Among other things, new book probes why there’s a basketball court in every Latter-day Saint meetinghouse.
Nike. Red Bull. Signature Books.
What do they have in common?
They’ve all signed endorsement deals with AJ Dybantsa.
AJ, of course, is the 18-year-old multimillionaire playing basketball this season at BYU. His story is well known even among people who don’t watch “SportsCenter.” Because it isn’t every day the top recruit in the country chooses BYU over basketball elites like North Carolina and Kansas. Matter of fact, until now, it wasn’t any day.
BYU got the nod because its coach, Kevin Young, teaches NBA-style basketball; because Ace and Chelsea, AJ’s parents, approved; and, not incidentally, because BYU and/or its surrogates agreed to pay him millions of dollars in startup NIL money to seal the deal.
All this was reported a little over a year ago, on Dec. 10, 2024, in, among other places, the Deseret News
Barbara Jones Brown happened to be reading the news that day. Barbara is the director at Signature Books, a small publishing house in downtown Salt Lake that specializes in books about history. (Her husband, Matt, is an editor of Deseret Magazine).
“It was shocking that the No. 1 recruit in the nation chose BYU,” she says. “I realized, even though AJ’s not a Latter-day Saint, that this was Utah history and Mormon history.”
And that’s how a niche publisher in Salt Lake wound up using the signing of a basketball phenom from Massachusetts to intertwine the histories of AJ, The Church of Jesus Christ of Latter-day Saints, the NCAA, the paying of student-athletes, the sport of basketball in general and BYU basketball in particular — all rolled into one narrative just in time for the only season AJ’s going to spend in Provo.
“I needed a historian who could write as fast as a journalist.”

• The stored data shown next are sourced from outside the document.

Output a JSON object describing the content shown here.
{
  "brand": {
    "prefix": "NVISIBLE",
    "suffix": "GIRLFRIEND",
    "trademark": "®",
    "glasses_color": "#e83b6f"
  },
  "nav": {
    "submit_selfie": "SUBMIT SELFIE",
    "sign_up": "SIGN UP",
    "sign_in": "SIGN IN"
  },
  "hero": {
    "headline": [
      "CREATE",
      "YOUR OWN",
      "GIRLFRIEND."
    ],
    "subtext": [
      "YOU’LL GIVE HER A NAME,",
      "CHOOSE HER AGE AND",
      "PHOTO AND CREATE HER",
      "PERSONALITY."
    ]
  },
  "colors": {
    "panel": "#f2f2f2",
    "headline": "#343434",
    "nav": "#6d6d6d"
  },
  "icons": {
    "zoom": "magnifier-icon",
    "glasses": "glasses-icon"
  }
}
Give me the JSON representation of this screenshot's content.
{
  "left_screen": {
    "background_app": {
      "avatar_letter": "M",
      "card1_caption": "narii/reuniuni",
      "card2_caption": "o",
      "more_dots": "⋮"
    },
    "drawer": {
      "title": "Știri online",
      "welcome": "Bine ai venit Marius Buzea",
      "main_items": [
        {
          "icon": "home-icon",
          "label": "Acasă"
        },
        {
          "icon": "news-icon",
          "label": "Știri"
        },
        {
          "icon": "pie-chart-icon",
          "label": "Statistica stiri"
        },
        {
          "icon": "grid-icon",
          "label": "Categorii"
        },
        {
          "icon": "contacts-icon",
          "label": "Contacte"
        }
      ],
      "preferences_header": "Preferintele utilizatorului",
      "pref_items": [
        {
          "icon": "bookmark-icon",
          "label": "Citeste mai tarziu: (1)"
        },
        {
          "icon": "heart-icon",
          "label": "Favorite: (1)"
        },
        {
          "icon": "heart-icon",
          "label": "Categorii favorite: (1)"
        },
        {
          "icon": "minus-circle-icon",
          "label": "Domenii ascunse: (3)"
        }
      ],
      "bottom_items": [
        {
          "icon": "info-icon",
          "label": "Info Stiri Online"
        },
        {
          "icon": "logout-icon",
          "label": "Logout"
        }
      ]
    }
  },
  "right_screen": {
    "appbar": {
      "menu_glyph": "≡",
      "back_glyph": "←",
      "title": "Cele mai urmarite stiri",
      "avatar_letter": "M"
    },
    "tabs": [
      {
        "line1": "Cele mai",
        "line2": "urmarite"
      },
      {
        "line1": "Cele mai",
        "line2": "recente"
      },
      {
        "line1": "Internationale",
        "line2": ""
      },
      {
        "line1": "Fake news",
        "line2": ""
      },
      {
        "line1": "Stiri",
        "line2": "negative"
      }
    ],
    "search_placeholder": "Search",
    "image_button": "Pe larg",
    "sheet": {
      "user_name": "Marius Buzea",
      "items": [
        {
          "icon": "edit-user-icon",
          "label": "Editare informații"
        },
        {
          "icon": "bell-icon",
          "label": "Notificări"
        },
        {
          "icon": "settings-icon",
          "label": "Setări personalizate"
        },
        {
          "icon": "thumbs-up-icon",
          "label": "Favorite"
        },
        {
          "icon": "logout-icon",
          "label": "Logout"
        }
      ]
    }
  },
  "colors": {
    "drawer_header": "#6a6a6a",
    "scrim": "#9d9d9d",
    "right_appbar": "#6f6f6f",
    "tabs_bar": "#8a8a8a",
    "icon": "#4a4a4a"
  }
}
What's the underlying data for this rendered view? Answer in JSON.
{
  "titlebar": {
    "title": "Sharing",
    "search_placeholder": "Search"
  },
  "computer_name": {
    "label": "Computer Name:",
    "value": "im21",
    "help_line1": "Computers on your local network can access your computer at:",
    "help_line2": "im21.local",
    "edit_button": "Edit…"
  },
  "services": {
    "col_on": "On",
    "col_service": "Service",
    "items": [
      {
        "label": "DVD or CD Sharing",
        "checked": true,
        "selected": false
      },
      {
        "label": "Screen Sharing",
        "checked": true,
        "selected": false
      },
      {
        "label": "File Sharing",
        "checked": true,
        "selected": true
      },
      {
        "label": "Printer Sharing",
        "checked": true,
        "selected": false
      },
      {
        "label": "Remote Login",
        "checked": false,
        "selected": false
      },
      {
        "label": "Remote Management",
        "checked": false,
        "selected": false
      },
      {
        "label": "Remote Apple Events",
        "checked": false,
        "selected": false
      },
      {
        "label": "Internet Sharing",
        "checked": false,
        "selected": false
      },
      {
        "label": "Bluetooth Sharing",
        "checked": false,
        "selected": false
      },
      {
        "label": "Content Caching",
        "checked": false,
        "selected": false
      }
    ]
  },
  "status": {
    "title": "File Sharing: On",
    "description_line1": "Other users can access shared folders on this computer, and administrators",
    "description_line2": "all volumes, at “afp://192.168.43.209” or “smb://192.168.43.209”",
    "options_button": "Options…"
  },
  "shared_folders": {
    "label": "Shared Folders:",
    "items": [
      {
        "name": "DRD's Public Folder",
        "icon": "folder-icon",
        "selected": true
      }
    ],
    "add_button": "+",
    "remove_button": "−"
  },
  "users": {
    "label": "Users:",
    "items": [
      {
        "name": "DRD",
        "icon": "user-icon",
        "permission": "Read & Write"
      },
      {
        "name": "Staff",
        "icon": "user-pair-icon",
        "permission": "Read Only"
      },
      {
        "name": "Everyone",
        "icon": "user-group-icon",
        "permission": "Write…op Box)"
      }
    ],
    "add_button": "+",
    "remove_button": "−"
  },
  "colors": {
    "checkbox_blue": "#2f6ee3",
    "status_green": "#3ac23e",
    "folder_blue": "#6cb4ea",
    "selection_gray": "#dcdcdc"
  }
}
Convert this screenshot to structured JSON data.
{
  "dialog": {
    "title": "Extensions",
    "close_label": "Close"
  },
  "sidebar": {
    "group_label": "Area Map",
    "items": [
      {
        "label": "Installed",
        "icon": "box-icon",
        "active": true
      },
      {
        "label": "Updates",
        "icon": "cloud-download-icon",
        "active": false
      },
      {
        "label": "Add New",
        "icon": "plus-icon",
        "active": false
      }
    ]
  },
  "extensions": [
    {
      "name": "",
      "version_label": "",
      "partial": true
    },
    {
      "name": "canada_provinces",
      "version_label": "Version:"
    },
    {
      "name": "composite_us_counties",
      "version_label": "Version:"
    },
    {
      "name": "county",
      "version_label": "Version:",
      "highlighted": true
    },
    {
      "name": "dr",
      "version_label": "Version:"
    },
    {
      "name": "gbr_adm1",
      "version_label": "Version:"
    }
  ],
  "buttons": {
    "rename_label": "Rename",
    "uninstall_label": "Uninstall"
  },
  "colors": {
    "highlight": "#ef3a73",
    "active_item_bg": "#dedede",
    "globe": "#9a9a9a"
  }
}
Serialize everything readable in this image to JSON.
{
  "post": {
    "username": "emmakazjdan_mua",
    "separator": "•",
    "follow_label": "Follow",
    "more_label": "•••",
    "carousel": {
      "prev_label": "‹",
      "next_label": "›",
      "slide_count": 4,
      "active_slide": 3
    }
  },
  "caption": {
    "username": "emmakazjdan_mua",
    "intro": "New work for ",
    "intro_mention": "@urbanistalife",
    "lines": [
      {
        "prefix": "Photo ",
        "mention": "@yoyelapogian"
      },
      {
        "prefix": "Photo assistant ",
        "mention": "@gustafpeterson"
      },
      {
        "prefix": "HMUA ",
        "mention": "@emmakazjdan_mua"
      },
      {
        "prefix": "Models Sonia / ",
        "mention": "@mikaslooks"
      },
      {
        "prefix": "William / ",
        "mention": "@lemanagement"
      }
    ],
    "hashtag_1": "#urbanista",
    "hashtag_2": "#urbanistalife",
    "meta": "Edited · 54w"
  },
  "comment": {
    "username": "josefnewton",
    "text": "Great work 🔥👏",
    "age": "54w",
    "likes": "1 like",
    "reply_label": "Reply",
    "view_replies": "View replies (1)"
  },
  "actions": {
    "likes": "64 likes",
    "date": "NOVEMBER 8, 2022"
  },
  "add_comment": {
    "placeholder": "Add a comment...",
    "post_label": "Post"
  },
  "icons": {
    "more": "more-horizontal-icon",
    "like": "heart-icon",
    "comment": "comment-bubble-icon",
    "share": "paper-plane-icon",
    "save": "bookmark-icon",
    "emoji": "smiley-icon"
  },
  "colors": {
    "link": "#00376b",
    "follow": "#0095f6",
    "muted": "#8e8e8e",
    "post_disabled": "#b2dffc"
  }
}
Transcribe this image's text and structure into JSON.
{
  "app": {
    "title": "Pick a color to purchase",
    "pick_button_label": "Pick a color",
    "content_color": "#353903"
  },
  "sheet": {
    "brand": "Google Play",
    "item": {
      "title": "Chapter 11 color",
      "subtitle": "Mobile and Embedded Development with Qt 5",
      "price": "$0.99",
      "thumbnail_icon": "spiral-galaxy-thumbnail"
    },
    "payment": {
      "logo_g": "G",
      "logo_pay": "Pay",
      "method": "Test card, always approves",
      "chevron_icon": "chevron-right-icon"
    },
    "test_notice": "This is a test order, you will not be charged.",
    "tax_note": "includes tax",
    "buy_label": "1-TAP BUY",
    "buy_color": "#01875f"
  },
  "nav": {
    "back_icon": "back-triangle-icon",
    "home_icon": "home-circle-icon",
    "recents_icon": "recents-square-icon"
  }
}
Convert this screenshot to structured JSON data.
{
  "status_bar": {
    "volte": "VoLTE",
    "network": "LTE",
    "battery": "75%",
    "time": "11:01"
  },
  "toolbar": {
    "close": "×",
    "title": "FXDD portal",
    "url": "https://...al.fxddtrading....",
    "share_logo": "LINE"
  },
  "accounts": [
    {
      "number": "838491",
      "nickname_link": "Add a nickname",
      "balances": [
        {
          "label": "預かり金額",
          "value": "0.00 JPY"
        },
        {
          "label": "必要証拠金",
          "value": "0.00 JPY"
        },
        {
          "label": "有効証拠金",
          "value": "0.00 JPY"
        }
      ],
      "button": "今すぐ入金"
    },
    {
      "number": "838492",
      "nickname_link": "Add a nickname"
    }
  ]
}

That’s Barbara, reflecting on the first step in the process that resulted in the release last month of “Game Changers: AJ Dybantsa, BYU and the Struggle for the Soul of Basketball.”
“I knew AJ was going to be BYU’s first one-and-done (because he could go into the NBA at age 19),” she says. “We had to publish by the start of basketball season.”
She found her writer in Matt Bowman, a history professor at Claremont Graduate University in California who authored “The Mormon People,” a critically-acclaimed book published by Knopf in 2012. Bowman, Barbara’s sources told her, had long been fascinated by the church’s relationship with basketball.
“Basketball is intrinsically part of the church,” he said to Barbara. “Think about it, there’s a basketball court in every LDS church building in the nation. What other church can say that?”
So Bowman was all-in, although, since he also carries a full teaching load and has two kids at home and is working on two other book projects, he did have a problem with the six-month time frame Barbara gave him.
“Could I have a co-author?” he asked.
That’s how Bowman’s friend, and fellow basketball aficionado, Wayne LeCheminant, became involved.
Matt and Wayne pack a lot of information into the book’s 243 pages. Through the BYU/church prism, they chart the evolution of college basketball, from the Wild, Wild West days when Walter Byers and the NCAA attempted to bring order to the chaos, to the current Wild, Wild West days when the NCAA has lost all control. They recount BYU’s b-ball history, through the epochs of Mel Hutchins, Kresimir Cosic, Danny Ainge and Jimmer Fredette, right up to the present day of AJ.
All this as a backdrop to the church’s long love affair with basketball.
“We can tell the history of the church through the lens of basketball,” says Bowman. “It’s the story of an American faith finding a sport that expresses values the church takes seriously, most essentially community and cooperation, and sharing that with the culture outside of itself.”
That’s an historian’s way of explaining why basketball courts are in every church building, and how AJ wound up at BYU.
For her part, as Matt and Wayne were working to meet their deadline, Barbara went to work getting permission to put AJ’s name, image and likeness on the cover. Through Dave McCann, a sportscaster and Deseret News columnist, she was put in touch with legendary sports agent Leonard Armato, who is advising the Dybantsas, who in turn introduced her to AJ’s father Ace, his agent.
“I know they’re big shots; they’re just going to shoo me away, a director of a small press in Utah,” she says of the low expectations she had going in.
“But they couldn’t have been nicer. I worked with Ace closely, he’s a really nice, kind, good guy, a quality person.”
The financial deal they struck was not made public, “but compared to all the other money they’re making it’s nothing,” says Barbara, “even if the book is extremely successful, it’s still small potatoes.
“They’re very picky about who they license with,” she laughs, “it’s Nike, it’s Red Bull, and it’s Signature Books.”
When the book was released last month, Barbara met AJ after an early-season game in the Delta Center.
“I told him, ‘I know you’re going to make history at BYU,’ and that made him smile; it was a big smile,” she remembers, “Then, when I looked back a moment later, he was on his phone texting. Just like my 19-year-old daughter.”
“Game Changers” is available wherever books are sold. There’s also an audio version, narrated by former Jazz great Thurl Bailey.